Several Arab-American and Islamic groups are upset by the film's trailer and by how Muslims may be portrayed in the movie. Nihad Awad of the Council on American-Islamic Relations says, "It's stereotyping. It hurts us and translates into mistreatment, misunderstanding, acts of discrimination against Muslims in America."
The plot is straightforward. Muslim terrorists strike on American soil with a level of violence rarely seen here. Scenes from the trailer bear a chilling resemblance to the aftermath of the recent bombings in Kenya and Tanzania. For some moviegoers, it was unnerving. "I kind of thought you might put some ideas, some ideas in the terrorists' heads," said one.
No one from 20th Century Fox would talk on camera about The Siege, but the company and the film's director say it explores issues of prejudice and fear. And they point out that in the film, Arab-Americans are victims as well. The film's creators are hearing the criticism and they've made some changes.

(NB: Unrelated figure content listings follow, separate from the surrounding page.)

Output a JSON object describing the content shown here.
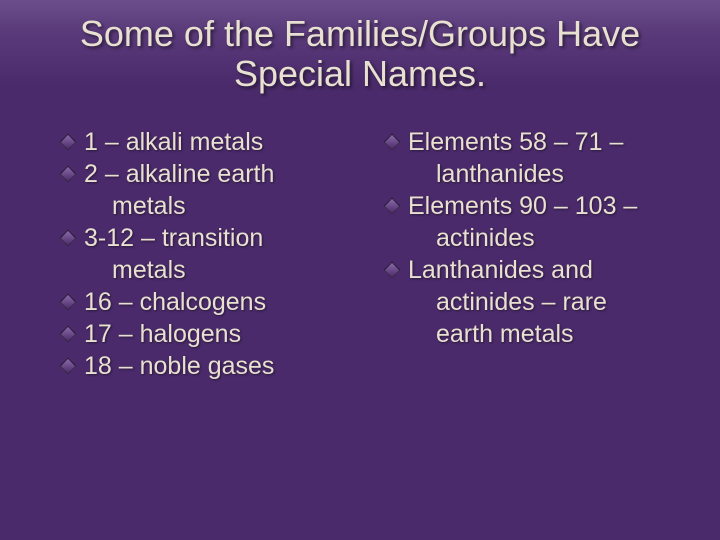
{
  "slide": {
    "title": "Some of the Families/Groups Have Special Names.",
    "background_gradient": [
      "#6a4e8a",
      "#4a2a6a"
    ],
    "text_color": "#e8e0d0",
    "title_fontsize": 36,
    "body_fontsize": 25,
    "bullet_shape": "diamond",
    "bullet_fill": "#8a6aa8",
    "bullet_border": "#2a1a3a"
  },
  "left": {
    "items": [
      {
        "line1": "1 – alkali metals"
      },
      {
        "line1": "2 – alkaline earth",
        "line2": "metals"
      },
      {
        "line1": "3-12 – transition",
        "line2": "metals"
      },
      {
        "line1": "16 – chalcogens"
      },
      {
        "line1": "17 – halogens"
      },
      {
        "line1": "18 – noble gases"
      }
    ]
  },
  "right": {
    "items": [
      {
        "line1": "Elements 58 – 71 –",
        "line2": "lanthanides"
      },
      {
        "line1": "Elements 90 – 103 –",
        "line2": "actinides"
      },
      {
        "line1": "Lanthanides and",
        "line2": "actinides – rare",
        "line3": "earth metals"
      }
    ]
  }
}
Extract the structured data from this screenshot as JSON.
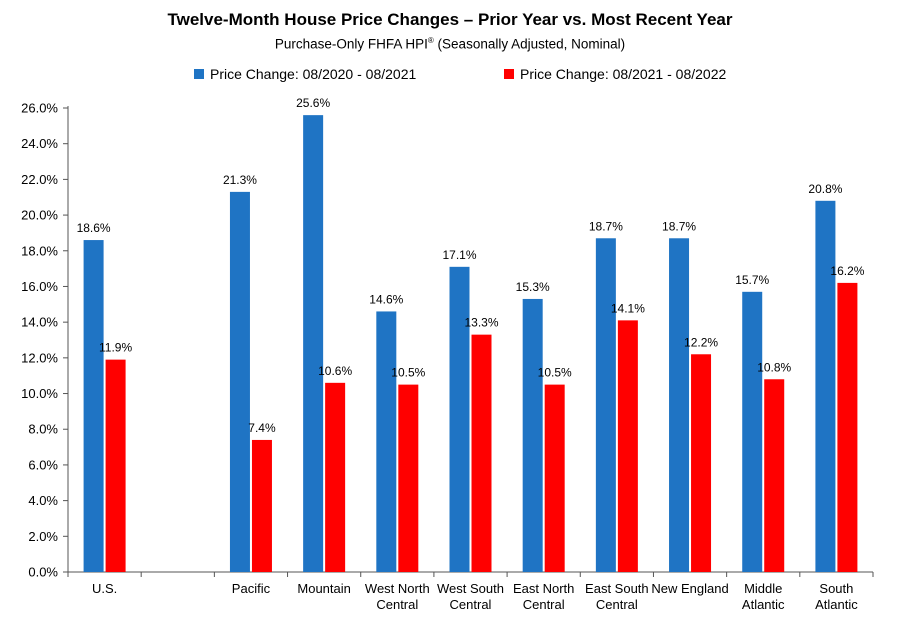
{
  "chart_data": {
    "type": "bar",
    "title": "Twelve-Month House Price Changes – Prior Year vs. Most Recent Year",
    "subtitle": "Purchase-Only FHFA HPI",
    "subtitle_mark": "®",
    "subtitle_tail": " (Seasonally Adjusted, Nominal)",
    "categories": [
      [
        "U.S."
      ],
      [
        ""
      ],
      [
        "Pacific"
      ],
      [
        "Mountain"
      ],
      [
        "West North",
        "Central"
      ],
      [
        "West South",
        "Central"
      ],
      [
        "East North",
        "Central"
      ],
      [
        "East South",
        "Central"
      ],
      [
        "New England"
      ],
      [
        "Middle",
        "Atlantic"
      ],
      [
        "South",
        "Atlantic"
      ]
    ],
    "series": [
      {
        "name": "Price Change:  08/2020 - 08/2021",
        "color": "#1f74c4",
        "values": [
          18.6,
          null,
          21.3,
          25.6,
          14.6,
          17.1,
          15.3,
          18.7,
          18.7,
          15.7,
          20.8
        ]
      },
      {
        "name": "Price Change:  08/2021 - 08/2022",
        "color": "#ff0000",
        "values": [
          11.9,
          null,
          7.4,
          10.6,
          10.5,
          13.3,
          10.5,
          14.1,
          12.2,
          10.8,
          16.2
        ]
      }
    ],
    "ylim": [
      0,
      26
    ],
    "ytick_step": 2,
    "yformat": "percent_1dp",
    "grid": false,
    "legend_position": "top"
  }
}
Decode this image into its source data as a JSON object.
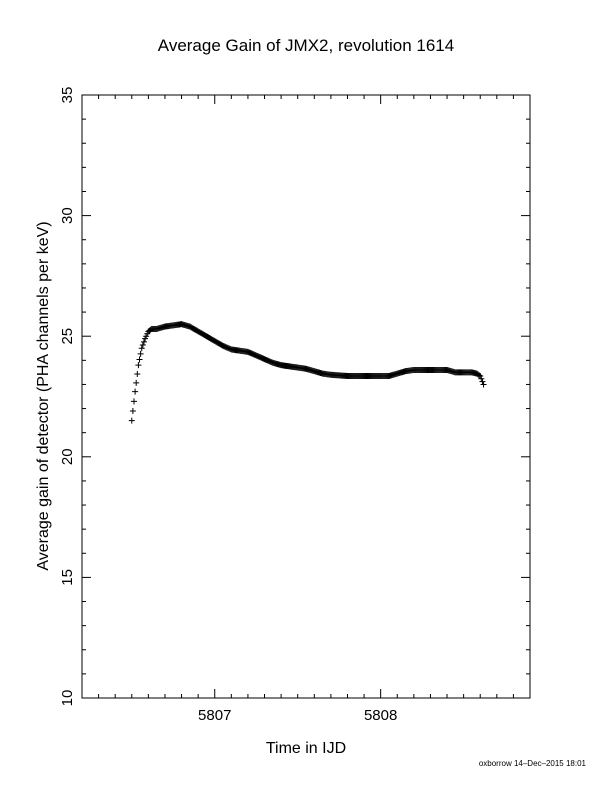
{
  "chart_data": {
    "type": "scatter",
    "title": "Average Gain of JMX2, revolution 1614",
    "xlabel": "Time in IJD",
    "ylabel": "Average gain of detector (PHA channels per keV)",
    "xlim": [
      5806.2,
      5808.9
    ],
    "ylim": [
      10,
      35
    ],
    "x_ticks": [
      5807,
      5808
    ],
    "y_ticks": [
      10,
      15,
      20,
      25,
      30,
      35
    ],
    "grid": false,
    "marker": "+",
    "curve": {
      "x": [
        5806.5,
        5806.52,
        5806.54,
        5806.56,
        5806.58,
        5806.6,
        5806.62,
        5806.65,
        5806.7,
        5806.75,
        5806.8,
        5806.85,
        5806.9,
        5806.95,
        5807.0,
        5807.05,
        5807.1,
        5807.15,
        5807.2,
        5807.25,
        5807.3,
        5807.35,
        5807.4,
        5807.5,
        5807.55,
        5807.6,
        5807.65,
        5807.7,
        5807.8,
        5807.9,
        5808.0,
        5808.05,
        5808.1,
        5808.15,
        5808.2,
        5808.3,
        5808.35,
        5808.4,
        5808.45,
        5808.5,
        5808.55,
        5808.58,
        5808.6,
        5808.62
      ],
      "y": [
        21.5,
        22.7,
        23.8,
        24.5,
        24.9,
        25.2,
        25.3,
        25.3,
        25.4,
        25.45,
        25.5,
        25.4,
        25.2,
        25.0,
        24.8,
        24.6,
        24.45,
        24.4,
        24.35,
        24.2,
        24.05,
        23.9,
        23.8,
        23.7,
        23.65,
        23.55,
        23.45,
        23.4,
        23.35,
        23.35,
        23.35,
        23.35,
        23.45,
        23.55,
        23.6,
        23.6,
        23.6,
        23.6,
        23.5,
        23.5,
        23.5,
        23.45,
        23.35,
        23.0
      ]
    }
  },
  "footer": {
    "credit": "oxborrow 14–Dec–2015 18:01"
  },
  "colors": {
    "marker": "#000000",
    "axes": "#000000",
    "background": "#ffffff"
  }
}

Nihad Awad is not satisfied. "I base my judgment on the script," he says. "The changes are not enough. I hope by the time they show us a rough cut, I will be satisfied."
Los Angeles Times film critic Kenneth Turan says, unfortunately, stereotyping is one thing Hollywood does well.
"You go all the way back to Birth of a Nation, which is still a very controversial film because of its kind of horrific stereotyping of African-Americans."
Since the final cut of The Siege isn't done yet, American Muslims hope they can effect a change by speaking out now.